Davalı-davacı kadın vekili temyiz dilekçesinde özetle; kadına yüklenen kusurlar yönünden erkeğin tanık beyanlarının duyuma dayalı olduğunu, kadının kusurunun bulunmadığını, erkeğin tam kusurlu olduğunu belirterek kusur belirlemesi yönünden kararın bozulmasına karar verilmesini talep etmiştir.

C. Gerekçe

1. Uyuşmazlık ve Hukuki Nitelendirme

Uyuşmazlık, açılan boşanma davasında taraflar arasında ortak hayatı temelinden sarsacak derecede ve birliğin devamında imkan vermeyecek nitelikte bir geçimsizlik bulunup bulunmadığı, geçimsizlik var ise kusurun kimden kaynaklandığı noktasında toplanmaktadır.

2. İlgili Hukuk

4721 sayılı Kanun'un 4 üncü maddesi, 166 ncı maddesinin birinci ve ikinci fıkrası, 6100 sayılı Hukuk Muhakemeleri Kanunu'nun (6100 sayılı Kanun) 190 ncı maddesi, 369 uncu maddesinin birinci fıkrası ile 370 ve 371 inci maddesi.

3. Değerlendirme

1.Bölge Adliye Mahkemelerinin nihai kararlarının bozulması 6100 sayılı Kanun'un 371 inci maddesinde yer alan sebeplerden birinin varlığı hâlinde mümkündür.
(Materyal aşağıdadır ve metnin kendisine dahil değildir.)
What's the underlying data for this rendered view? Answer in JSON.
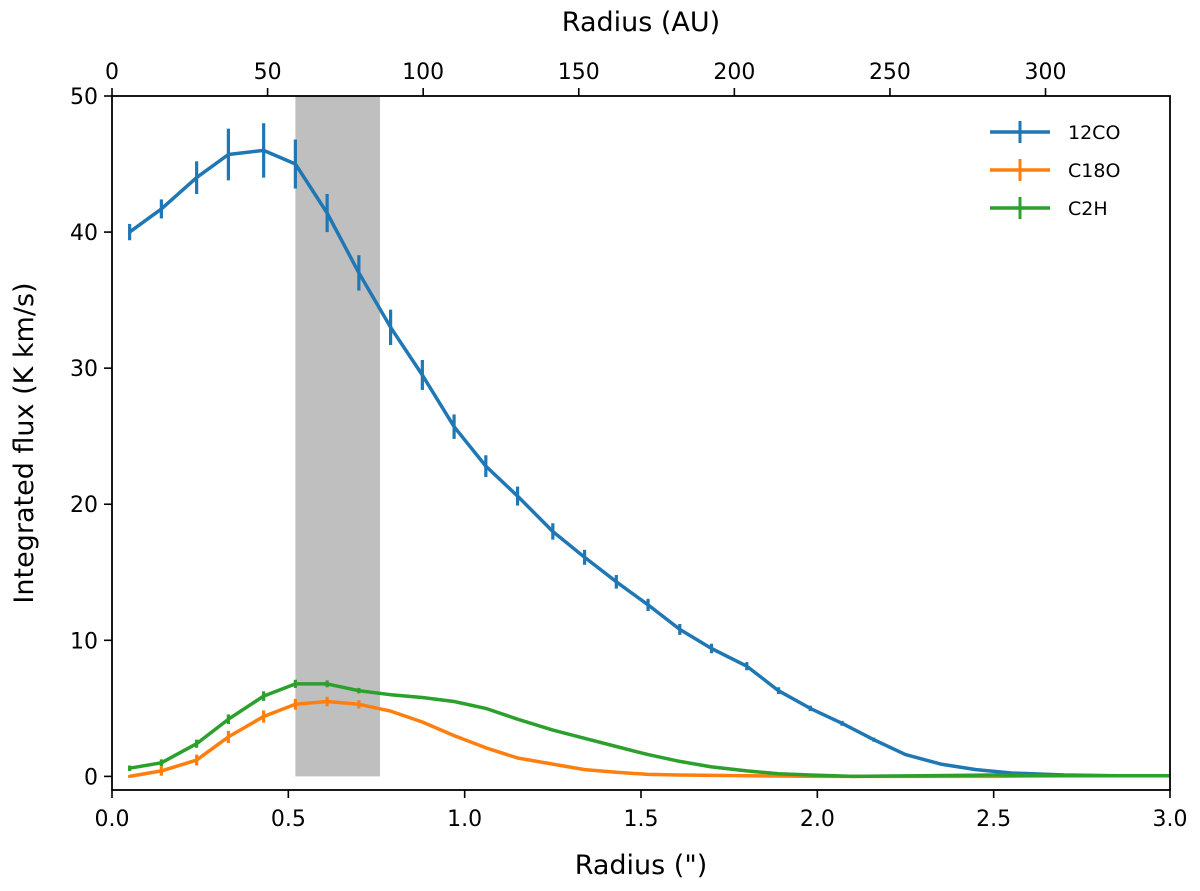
{
  "chart_data": {
    "type": "line",
    "xlabel": "Radius (\")",
    "ylabel": "Integrated flux (K km/s)",
    "top_xlabel": "Radius (AU)",
    "xlim": [
      0,
      3.0
    ],
    "ylim": [
      -1,
      50
    ],
    "top_xlim_au": [
      0,
      340
    ],
    "x_ticks": [
      0.0,
      0.5,
      1.0,
      1.5,
      2.0,
      2.5,
      3.0
    ],
    "x_tick_labels": [
      "0.0",
      "0.5",
      "1.0",
      "1.5",
      "2.0",
      "2.5",
      "3.0"
    ],
    "y_ticks": [
      0,
      10,
      20,
      30,
      40,
      50
    ],
    "y_tick_labels": [
      "0",
      "10",
      "20",
      "30",
      "40",
      "50"
    ],
    "top_ticks_au": [
      0,
      50,
      100,
      150,
      200,
      250,
      300
    ],
    "top_tick_labels": [
      "0",
      "50",
      "100",
      "150",
      "200",
      "250",
      "300"
    ],
    "grid": false,
    "legend_position": "top-right",
    "shaded_region": {
      "x_from": 0.52,
      "x_to": 0.76,
      "color": "#bfbfbf"
    },
    "series": [
      {
        "name": "12CO",
        "color": "#1f77b4",
        "points": [
          [
            0.05,
            40.0,
            0.6
          ],
          [
            0.14,
            41.7,
            0.7
          ],
          [
            0.24,
            44.0,
            1.2
          ],
          [
            0.33,
            45.7,
            1.9
          ],
          [
            0.43,
            46.0,
            2.0
          ],
          [
            0.52,
            45.0,
            1.8
          ],
          [
            0.61,
            41.4,
            1.4
          ],
          [
            0.7,
            37.0,
            1.3
          ],
          [
            0.79,
            33.0,
            1.3
          ],
          [
            0.88,
            29.5,
            1.1
          ],
          [
            0.97,
            25.7,
            0.9
          ],
          [
            1.06,
            22.8,
            0.8
          ],
          [
            1.15,
            20.6,
            0.7
          ],
          [
            1.25,
            18.0,
            0.6
          ],
          [
            1.34,
            16.1,
            0.55
          ],
          [
            1.43,
            14.3,
            0.5
          ],
          [
            1.52,
            12.6,
            0.45
          ],
          [
            1.61,
            10.8,
            0.4
          ],
          [
            1.7,
            9.4,
            0.35
          ],
          [
            1.8,
            8.1,
            0.3
          ],
          [
            1.89,
            6.3,
            0.25
          ],
          [
            1.98,
            5.0,
            0.2
          ],
          [
            2.07,
            3.9,
            0.18
          ],
          [
            2.16,
            2.7,
            0.15
          ],
          [
            2.25,
            1.6,
            0.1
          ],
          [
            2.35,
            0.9,
            0.08
          ],
          [
            2.45,
            0.5,
            0.05
          ],
          [
            2.55,
            0.25,
            0.03
          ],
          [
            2.7,
            0.1,
            0.0
          ],
          [
            2.85,
            0.05,
            0.0
          ],
          [
            3.0,
            0.05,
            0.0
          ]
        ]
      },
      {
        "name": "C18O",
        "color": "#ff7f0e",
        "points": [
          [
            0.05,
            0.0,
            0.1
          ],
          [
            0.14,
            0.4,
            0.35
          ],
          [
            0.24,
            1.2,
            0.4
          ],
          [
            0.33,
            2.9,
            0.45
          ],
          [
            0.43,
            4.4,
            0.45
          ],
          [
            0.52,
            5.3,
            0.4
          ],
          [
            0.61,
            5.5,
            0.35
          ],
          [
            0.7,
            5.3,
            0.3
          ],
          [
            0.79,
            4.8,
            0.0
          ],
          [
            0.88,
            4.0,
            0.0
          ],
          [
            0.97,
            3.0,
            0.0
          ],
          [
            1.06,
            2.1,
            0.0
          ],
          [
            1.15,
            1.35,
            0.0
          ],
          [
            1.25,
            0.9,
            0.0
          ],
          [
            1.34,
            0.5,
            0.0
          ],
          [
            1.43,
            0.3,
            0.0
          ],
          [
            1.52,
            0.15,
            0.0
          ],
          [
            1.61,
            0.1,
            0.0
          ],
          [
            1.8,
            0.05,
            0.0
          ],
          [
            2.0,
            0.0,
            0.0
          ],
          [
            2.2,
            0.0,
            0.0
          ],
          [
            2.5,
            0.0,
            0.0
          ],
          [
            2.7,
            0.05,
            0.0
          ],
          [
            3.0,
            0.05,
            0.0
          ]
        ]
      },
      {
        "name": "C2H",
        "color": "#2ca02c",
        "points": [
          [
            0.05,
            0.6,
            0.2
          ],
          [
            0.14,
            1.0,
            0.25
          ],
          [
            0.24,
            2.4,
            0.3
          ],
          [
            0.33,
            4.2,
            0.35
          ],
          [
            0.43,
            5.9,
            0.35
          ],
          [
            0.52,
            6.8,
            0.3
          ],
          [
            0.61,
            6.8,
            0.25
          ],
          [
            0.7,
            6.3,
            0.2
          ],
          [
            0.79,
            6.0,
            0.0
          ],
          [
            0.88,
            5.8,
            0.0
          ],
          [
            0.97,
            5.5,
            0.0
          ],
          [
            1.06,
            5.0,
            0.0
          ],
          [
            1.15,
            4.2,
            0.0
          ],
          [
            1.25,
            3.4,
            0.0
          ],
          [
            1.34,
            2.8,
            0.0
          ],
          [
            1.43,
            2.2,
            0.0
          ],
          [
            1.52,
            1.6,
            0.0
          ],
          [
            1.61,
            1.1,
            0.0
          ],
          [
            1.7,
            0.7,
            0.0
          ],
          [
            1.8,
            0.4,
            0.0
          ],
          [
            1.89,
            0.2,
            0.0
          ],
          [
            1.98,
            0.1,
            0.0
          ],
          [
            2.1,
            0.0,
            0.0
          ],
          [
            2.3,
            0.05,
            0.0
          ],
          [
            2.5,
            0.1,
            0.0
          ],
          [
            2.7,
            0.05,
            0.0
          ],
          [
            3.0,
            0.05,
            0.0
          ]
        ]
      }
    ]
  }
}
2.Temyizen incelenen karar, tarafların karşılıklı iddia ve savunmalarına, dayandıkları belgelere, uyuşmazlığa uygulanması gereken hukuk kuralları ile hukuki ilişkinin nitelendirilmesine, dava şartlarına, yargılama ve ispat kuralları ile kararda belirtilen gerekçelere göre usul ve kanuna uygun olup davalı-davacı kadın vekilince temyiz dilekçesinde ileri sürülen nedenler kararın bozulmasını gerektirecek nitelikte görülmemiştir.

VI. KARAR

Açıklanan sebeplerle;

Temyiz olunan Bölge Adliye Mahkemesi kararının 6100 sayılı Kanun'un 370 inci maddesinin birinci fıkrası uyarınca ONANMASINA,

Aşağıda yazılı temyiz giderinin temyiz edene yükletilmesine,

Dosyanın İlk Derece Mahkemesine, kararın bir örneğinin Bölge Adliye Mahkemesine gönderilmesine,04.06.2024 tarihinde oy birliğiyle karar verildi.